Note-se, entretanto que, sob um outro ângulo, a questão poderia ser decidida a favor de tais sociedades profissionais: pela invocação do princípio constitucional da segurança jurídica, na medida em que uma lei ordinária, com quorum menos elevado, não poderia tirar o que uma lei complementar, com quorum mais elevado, veio a conceder.
Assim, põe-se de lado a discussão em torno do tema da hierarquia das leis e de se a lei teria de ser lei ordinária ou lei complementar (visto isso pelo ângulo de sua materialidade), para resolver-se o dilema a partir de um outro critério jurídico-constitucional: o teste ou critério da segurança jurídica que advém da opção do legislador por legislar, no caso, por meio de uma lei complementar. Aí, nessa opção, pouco importa se a Constituição impõe ou não lei complementar ou lei ordinária para dispor sobre o tema.
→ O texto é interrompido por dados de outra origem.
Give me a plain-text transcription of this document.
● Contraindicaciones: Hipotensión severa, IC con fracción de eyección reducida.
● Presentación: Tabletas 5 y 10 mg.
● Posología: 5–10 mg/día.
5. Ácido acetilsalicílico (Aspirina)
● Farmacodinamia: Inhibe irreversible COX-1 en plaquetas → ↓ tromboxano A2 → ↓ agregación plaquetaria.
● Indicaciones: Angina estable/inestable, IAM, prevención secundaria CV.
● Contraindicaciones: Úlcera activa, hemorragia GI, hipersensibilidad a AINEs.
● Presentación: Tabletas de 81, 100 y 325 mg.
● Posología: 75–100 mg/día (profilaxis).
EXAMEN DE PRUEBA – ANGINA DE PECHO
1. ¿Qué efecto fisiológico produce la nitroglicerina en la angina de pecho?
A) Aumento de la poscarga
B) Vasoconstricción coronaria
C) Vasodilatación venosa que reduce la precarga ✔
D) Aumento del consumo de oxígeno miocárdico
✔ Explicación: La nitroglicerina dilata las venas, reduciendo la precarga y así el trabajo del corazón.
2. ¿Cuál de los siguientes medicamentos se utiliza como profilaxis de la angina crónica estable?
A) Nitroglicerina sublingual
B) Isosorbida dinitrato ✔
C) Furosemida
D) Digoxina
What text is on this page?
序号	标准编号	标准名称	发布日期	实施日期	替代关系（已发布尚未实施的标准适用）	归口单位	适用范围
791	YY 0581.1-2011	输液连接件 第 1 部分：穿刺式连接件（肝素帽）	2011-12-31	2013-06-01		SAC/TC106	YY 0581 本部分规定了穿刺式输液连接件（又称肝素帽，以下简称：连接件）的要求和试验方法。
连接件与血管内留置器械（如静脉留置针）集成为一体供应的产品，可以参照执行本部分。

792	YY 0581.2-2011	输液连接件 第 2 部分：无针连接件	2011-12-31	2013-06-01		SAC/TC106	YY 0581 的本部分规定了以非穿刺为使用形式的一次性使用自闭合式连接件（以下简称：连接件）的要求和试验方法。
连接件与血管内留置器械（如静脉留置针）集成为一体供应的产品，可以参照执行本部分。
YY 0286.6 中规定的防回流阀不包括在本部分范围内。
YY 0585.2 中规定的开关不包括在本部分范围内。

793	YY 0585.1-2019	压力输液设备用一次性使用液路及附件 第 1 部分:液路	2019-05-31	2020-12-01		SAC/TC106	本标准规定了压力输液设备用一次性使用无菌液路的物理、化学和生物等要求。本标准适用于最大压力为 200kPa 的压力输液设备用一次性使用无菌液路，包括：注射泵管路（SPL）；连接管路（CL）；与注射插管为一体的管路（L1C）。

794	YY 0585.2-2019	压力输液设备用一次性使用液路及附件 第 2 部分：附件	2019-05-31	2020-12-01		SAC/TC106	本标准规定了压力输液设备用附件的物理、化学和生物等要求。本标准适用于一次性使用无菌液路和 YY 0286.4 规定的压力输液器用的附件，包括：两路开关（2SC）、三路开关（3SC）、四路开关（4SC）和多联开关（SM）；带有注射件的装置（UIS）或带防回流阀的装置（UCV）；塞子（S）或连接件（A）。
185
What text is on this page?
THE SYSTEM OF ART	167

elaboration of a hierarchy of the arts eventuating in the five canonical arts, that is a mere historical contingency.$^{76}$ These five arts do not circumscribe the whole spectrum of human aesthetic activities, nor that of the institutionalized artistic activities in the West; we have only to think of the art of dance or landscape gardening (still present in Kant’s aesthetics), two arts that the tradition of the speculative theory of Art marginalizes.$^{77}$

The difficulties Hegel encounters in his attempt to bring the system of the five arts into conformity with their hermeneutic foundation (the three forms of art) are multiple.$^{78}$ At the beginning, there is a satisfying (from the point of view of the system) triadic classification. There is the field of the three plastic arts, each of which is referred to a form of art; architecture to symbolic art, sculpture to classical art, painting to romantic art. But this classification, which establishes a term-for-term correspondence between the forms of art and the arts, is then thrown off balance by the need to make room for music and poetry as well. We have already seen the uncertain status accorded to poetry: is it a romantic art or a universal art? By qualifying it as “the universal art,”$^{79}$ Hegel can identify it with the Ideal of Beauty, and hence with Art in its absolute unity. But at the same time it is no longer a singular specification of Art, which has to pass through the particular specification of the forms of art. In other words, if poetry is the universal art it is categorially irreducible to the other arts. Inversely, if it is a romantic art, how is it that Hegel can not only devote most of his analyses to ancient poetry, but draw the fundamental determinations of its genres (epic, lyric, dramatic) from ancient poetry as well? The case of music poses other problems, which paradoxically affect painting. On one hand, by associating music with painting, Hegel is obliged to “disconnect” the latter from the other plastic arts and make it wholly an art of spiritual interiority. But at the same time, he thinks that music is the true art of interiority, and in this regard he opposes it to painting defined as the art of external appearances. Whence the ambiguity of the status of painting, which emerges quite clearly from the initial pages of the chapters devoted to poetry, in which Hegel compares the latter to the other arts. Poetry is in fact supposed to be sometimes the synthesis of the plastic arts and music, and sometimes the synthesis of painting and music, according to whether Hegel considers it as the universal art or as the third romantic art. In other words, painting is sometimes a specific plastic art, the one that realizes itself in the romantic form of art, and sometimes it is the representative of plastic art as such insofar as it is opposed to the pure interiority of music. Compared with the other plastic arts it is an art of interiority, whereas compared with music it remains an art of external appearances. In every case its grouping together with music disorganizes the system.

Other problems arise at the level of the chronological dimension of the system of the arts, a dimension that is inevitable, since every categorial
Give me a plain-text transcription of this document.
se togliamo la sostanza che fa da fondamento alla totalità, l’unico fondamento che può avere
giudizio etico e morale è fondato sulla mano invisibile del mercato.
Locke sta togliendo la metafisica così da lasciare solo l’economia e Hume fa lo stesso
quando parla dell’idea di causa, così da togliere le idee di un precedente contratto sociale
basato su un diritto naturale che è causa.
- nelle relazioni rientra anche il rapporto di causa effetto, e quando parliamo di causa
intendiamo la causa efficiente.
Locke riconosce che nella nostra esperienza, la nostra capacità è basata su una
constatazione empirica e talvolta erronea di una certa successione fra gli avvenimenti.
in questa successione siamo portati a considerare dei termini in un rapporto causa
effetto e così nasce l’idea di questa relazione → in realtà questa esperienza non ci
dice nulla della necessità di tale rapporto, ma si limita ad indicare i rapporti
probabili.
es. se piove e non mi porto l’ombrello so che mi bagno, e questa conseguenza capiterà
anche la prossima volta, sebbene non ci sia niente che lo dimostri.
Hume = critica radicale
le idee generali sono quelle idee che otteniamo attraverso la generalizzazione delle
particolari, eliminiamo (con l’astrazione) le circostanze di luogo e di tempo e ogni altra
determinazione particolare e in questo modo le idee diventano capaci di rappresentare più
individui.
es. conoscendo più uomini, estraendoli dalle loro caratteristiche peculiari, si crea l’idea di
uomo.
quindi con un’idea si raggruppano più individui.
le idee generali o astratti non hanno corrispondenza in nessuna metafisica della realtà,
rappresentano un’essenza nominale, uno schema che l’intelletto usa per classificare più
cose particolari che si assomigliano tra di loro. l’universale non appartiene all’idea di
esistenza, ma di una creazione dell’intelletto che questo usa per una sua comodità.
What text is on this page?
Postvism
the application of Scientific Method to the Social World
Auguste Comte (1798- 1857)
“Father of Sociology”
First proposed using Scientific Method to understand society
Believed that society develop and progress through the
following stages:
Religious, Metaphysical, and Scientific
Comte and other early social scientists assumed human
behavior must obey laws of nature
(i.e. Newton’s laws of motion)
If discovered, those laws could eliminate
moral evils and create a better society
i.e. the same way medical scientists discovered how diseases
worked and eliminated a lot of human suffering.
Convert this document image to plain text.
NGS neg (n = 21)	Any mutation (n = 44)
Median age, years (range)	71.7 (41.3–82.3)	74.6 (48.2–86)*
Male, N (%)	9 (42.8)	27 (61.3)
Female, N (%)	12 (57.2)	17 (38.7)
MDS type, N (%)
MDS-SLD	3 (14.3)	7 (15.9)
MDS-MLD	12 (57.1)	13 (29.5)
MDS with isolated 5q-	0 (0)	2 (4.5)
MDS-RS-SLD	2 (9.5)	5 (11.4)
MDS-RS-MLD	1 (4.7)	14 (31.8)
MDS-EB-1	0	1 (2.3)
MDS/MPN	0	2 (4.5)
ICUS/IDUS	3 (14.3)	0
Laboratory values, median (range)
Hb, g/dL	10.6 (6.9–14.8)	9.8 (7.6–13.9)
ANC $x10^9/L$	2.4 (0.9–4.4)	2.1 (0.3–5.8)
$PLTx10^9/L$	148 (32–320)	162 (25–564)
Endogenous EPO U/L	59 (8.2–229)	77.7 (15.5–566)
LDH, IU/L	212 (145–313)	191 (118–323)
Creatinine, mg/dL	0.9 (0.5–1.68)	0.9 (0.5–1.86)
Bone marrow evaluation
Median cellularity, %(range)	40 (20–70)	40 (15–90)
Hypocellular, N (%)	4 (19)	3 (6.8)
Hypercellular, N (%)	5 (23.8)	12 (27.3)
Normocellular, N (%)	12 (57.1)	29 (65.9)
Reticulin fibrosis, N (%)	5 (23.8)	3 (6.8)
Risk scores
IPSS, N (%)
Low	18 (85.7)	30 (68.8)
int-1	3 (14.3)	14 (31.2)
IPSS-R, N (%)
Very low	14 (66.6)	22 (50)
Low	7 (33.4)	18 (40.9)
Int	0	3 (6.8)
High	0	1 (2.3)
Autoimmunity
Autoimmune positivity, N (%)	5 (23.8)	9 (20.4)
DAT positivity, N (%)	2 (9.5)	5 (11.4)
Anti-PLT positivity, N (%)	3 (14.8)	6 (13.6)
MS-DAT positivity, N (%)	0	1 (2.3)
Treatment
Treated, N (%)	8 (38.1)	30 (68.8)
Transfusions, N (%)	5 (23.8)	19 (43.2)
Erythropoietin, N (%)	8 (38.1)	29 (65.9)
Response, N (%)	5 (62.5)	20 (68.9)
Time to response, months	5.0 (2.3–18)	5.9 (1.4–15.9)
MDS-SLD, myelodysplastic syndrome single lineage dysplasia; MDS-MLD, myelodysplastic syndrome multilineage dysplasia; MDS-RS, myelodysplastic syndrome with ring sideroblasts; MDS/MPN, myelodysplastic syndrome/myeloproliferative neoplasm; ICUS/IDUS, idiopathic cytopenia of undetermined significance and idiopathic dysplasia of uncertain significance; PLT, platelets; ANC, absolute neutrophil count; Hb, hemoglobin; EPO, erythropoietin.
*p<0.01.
Ora, adotada pelo legislador, por meio de lei complementar, a isenção ou não incidência a favor das referidas sociedades profissionais, fica evidente o direito de tais sociedades de invocarem a seu favor o princípio constitucional da segurança jurídica para fazerem prevalecer a isenção (ou não incidência) prevista no art. 6o. II, da Lei Complementar 70/91 sobre sua suposta revogação pelo art. 56 da Lei (ordinária) 9.430/96.
Como se vê, a questão ainda não se pode dizer encerrada.
Mas, encerrada estará, e a favor de todas essas sociedades profissionais que buscarem seus direitos perante o Poder Judiciário, se a decisão final nos dois casos ora em julgamento favorecer as empresas recorrentes. Mesmo porque os argumentos jurídicos da Fazenda Nacional (União Federal) se cingem, exatamente, à alegação de inexistência de hierarquia entre lei complementar e lei ordinária, quando, na verdade, a questão gira, antes de tudo, na quebra da segurança jurídica quando uma lei ordinária dispõe sobre tema resolvido e votado por meio de lei complementar. Ora, o quorum especial é da essência da lei complementar. E, nesse ponto, pelo ângulo da segurança jurídica, há, sim, hierarquia entre lei complementar e lei ordinária, em razão da opção feita pelo legislador por deliberar por meio da primeira em tema que favoreça o contribuinte, isentando-o de determinado tributo.
Assim, uma não-incidência ou uma isenção deliberadas por meio de lei complementar não poderão ser retiradas ou revogadas senão por lei complementar. Mas nada impedirá que uma isenção seja concedida por lei ordinária, e por lei ordinária, também, vir a ser revogada. Nestes dois últimos casos, o nível de segurança jurídica do contribuinte se põe em plano mais baixo do que o da segurança jurídica resultante de um quorum especial de votação. Sem nos esquecermos de que um projeto de lei já se distingue desde sua proposição: ou já é proposto como projeto de lei complementar ou o é como projeto de lei ordinária. Logo, já de início se distingue a intenção do legislador quanto ao nível de segurança jurídica que quer atribuir à matéria a ser legislada. Só quem tem o poder de dar, tem o poder de tirar. Quorum especial para conceder exigirá quorum especial para retirar.
Como se vê, o tema comporta, ainda, novos embates judiciais.